Limitations & Future Work

  • The post-training optimization still requires several hours of GPU time, which may be insufficiently lightweight for extremely resource-constrained scenarios.
  • Block-level permutation restricts cross-block channel reordering, potentially missing the global optimum.
  • Only 2:4 and 4:8 sparsity ratios are evaluated; more flexible N:M configurations (e.g., 1:4, 3:8) remain unexplored.
  • Whether the linear temperature annealing schedule is optimal has not been verified; alternative scheduling strategies may yield better results.
  • The potential benefit of combining PermLLM with methods that jointly update weights (e.g., SparseGPT) warrants further investigation.
  • RIA proposes a two-stage permutation strategy but relies on hand-crafted metrics; PermLLM directly addresses and improves upon this limitation.
  • Wanda and SparseGPT serve as the mainstream one-shot pruning baselines.
  • SR-STE applies STE to N:M sparsity mask learning; PermLLM adapts a similar idea to permutation learning.

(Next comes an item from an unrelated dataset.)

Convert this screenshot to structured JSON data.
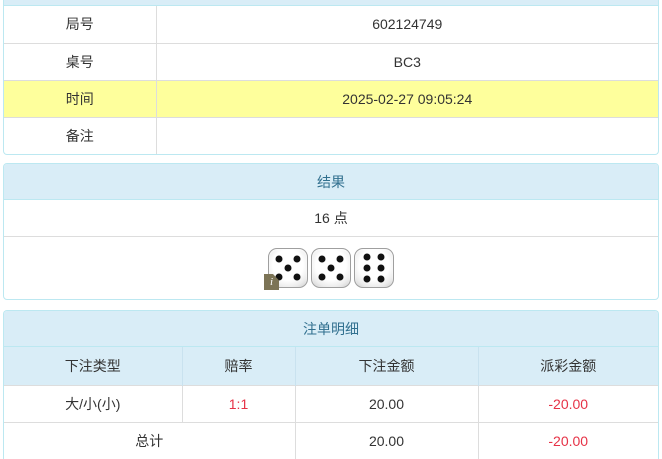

  • Insight: Sinkhorn normalization is widely used in other combinatorial optimization problems (e.g., optimal transport, graph matching); this paper demonstrates a novel application in model compression.

Rating

  • Novelty: ⭐⭐⭐⭐⭐ — The first learnable channel permutation framework; the Sinkhorn + Hungarian + STE combination for solving discrete optimization is highly novel.

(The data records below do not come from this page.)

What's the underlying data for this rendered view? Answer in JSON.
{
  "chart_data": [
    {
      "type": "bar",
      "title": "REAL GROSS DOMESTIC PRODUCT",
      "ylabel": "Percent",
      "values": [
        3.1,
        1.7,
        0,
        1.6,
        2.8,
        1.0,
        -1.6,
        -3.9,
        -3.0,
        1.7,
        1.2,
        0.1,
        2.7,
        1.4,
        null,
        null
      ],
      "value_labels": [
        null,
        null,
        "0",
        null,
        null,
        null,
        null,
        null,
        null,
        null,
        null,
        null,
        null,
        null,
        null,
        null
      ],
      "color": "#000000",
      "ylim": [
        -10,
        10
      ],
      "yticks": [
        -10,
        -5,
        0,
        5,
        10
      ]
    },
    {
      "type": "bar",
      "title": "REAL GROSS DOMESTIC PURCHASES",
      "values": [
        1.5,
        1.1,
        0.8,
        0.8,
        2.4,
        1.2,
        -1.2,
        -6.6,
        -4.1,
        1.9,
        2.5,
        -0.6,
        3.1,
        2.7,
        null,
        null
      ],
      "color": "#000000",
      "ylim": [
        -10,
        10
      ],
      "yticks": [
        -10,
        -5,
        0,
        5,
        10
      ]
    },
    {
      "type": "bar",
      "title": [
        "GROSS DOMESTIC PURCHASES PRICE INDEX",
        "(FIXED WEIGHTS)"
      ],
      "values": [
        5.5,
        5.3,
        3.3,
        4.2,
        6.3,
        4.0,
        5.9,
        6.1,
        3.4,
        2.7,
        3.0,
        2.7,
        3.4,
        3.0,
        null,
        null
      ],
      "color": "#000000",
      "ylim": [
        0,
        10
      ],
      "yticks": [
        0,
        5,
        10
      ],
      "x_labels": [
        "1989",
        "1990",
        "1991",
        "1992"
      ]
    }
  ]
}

  • Experimental Thoroughness: ⭐⭐⭐⭐⭐ — Covers 7 models across multiple benchmarks with detailed ablations and inference speed analysis; very comprehensive.
  • Writing Quality: ⭐⭐⭐⭐ — Problem motivation is clearly articulated and mathematical derivations are rigorous.
  • Value: ⭐⭐⭐⭐⭐ — Channel permutation has broad practical utility; open-source code and an \(84\times\) CUDA speedup make the contribution highly accessible.